Comic books are big business. Hell, they’re doing so well that they’re giving the things away. The king of the comic business, Marvel, is so flush that they decided that instead of letting big movie studios buy the rights to their stories, they’d expand the movie arm of their operation into a full-fledged studio and just make them on their own. And if anyone doubted the studio’s ability to make that leap, their first effort, Iron Man, should be enough to erase all doubts.
Iron Man might not be the equal of some of the better recent super-hero efforts; it lacks the visual style and razor-sharp writing of a Batman Begins or a Spider-Man 2. But considering the glossy train-wrecks that the majority of films in the genre end up becoming, it’s a deep breath of exhilerating fresh air. Consistently entertaining, with engaging performances, a briskly paced plot, and just enough action to satisfy the 15 year old boys but not so much that anyone else is going to start yawning every time something blows up.
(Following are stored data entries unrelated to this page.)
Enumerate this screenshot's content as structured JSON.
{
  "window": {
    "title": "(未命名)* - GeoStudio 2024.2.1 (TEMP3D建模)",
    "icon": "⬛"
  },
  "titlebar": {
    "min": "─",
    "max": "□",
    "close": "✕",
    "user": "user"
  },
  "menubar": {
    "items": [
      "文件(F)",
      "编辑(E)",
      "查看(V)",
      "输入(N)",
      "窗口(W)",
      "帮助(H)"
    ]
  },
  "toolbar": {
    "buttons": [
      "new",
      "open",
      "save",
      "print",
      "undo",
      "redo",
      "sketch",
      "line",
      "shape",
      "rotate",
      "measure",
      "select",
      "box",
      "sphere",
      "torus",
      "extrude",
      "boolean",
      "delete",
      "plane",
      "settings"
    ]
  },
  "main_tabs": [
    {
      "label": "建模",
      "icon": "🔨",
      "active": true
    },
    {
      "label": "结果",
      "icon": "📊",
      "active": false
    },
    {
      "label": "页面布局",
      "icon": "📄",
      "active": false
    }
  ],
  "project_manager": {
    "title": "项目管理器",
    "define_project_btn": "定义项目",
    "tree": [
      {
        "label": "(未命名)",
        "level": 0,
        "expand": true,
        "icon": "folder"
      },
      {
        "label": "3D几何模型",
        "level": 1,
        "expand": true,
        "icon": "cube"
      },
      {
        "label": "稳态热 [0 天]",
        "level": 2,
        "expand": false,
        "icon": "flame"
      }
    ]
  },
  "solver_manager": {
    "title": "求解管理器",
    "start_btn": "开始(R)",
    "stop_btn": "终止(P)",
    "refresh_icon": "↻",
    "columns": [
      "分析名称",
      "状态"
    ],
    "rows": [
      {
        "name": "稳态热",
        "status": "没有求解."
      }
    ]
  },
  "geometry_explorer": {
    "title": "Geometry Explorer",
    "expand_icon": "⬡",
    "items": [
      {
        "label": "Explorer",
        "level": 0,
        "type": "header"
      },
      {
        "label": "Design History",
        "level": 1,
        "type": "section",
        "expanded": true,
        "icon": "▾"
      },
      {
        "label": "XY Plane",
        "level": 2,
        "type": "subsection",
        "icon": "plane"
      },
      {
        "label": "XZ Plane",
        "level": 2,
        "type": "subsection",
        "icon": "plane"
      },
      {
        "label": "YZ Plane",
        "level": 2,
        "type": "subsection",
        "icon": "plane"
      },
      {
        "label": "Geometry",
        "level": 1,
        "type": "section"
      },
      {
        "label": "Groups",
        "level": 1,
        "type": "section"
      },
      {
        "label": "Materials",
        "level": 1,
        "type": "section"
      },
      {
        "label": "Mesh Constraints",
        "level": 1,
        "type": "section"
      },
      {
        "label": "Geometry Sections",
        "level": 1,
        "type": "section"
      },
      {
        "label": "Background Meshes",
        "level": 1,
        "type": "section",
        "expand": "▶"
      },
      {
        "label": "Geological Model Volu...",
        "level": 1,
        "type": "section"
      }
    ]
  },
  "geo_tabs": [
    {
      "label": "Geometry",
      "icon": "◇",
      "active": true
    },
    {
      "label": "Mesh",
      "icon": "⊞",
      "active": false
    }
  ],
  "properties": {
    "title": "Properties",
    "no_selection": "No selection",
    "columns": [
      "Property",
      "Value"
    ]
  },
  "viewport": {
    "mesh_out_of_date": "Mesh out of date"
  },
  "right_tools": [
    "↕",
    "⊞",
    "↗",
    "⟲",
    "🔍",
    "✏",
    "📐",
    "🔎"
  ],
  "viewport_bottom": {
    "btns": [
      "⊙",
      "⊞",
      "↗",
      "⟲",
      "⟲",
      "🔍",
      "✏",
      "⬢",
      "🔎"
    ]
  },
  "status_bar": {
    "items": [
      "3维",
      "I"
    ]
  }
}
Marvel’s smartest decisions were perhaps the mostly unlikely. First off, casting Robert Downey Jr. in a super-hero role that a dumber studio might have recast as a younger actor, no matter what the source material indicated, was a stroke of brilliance. Tony Stark, the genius at both mechanical engineering and business at the center of Iron Man is, we’ll be honest, kind of a bastard. Downey is perfect for the blend of smug self-confidence and annoying snark the role demands. Yet Downey is also enough of a performer to drill down to the gooey, vulnerable center of the character that only comes out after his near-mortal wounding (at the hands of a weapon he designed) and subsequent capture and torture by a band of terrorists bent on using Stark’s skills to build them a weapon. Stark, of course, instead builds himself the suit that makes him a hero.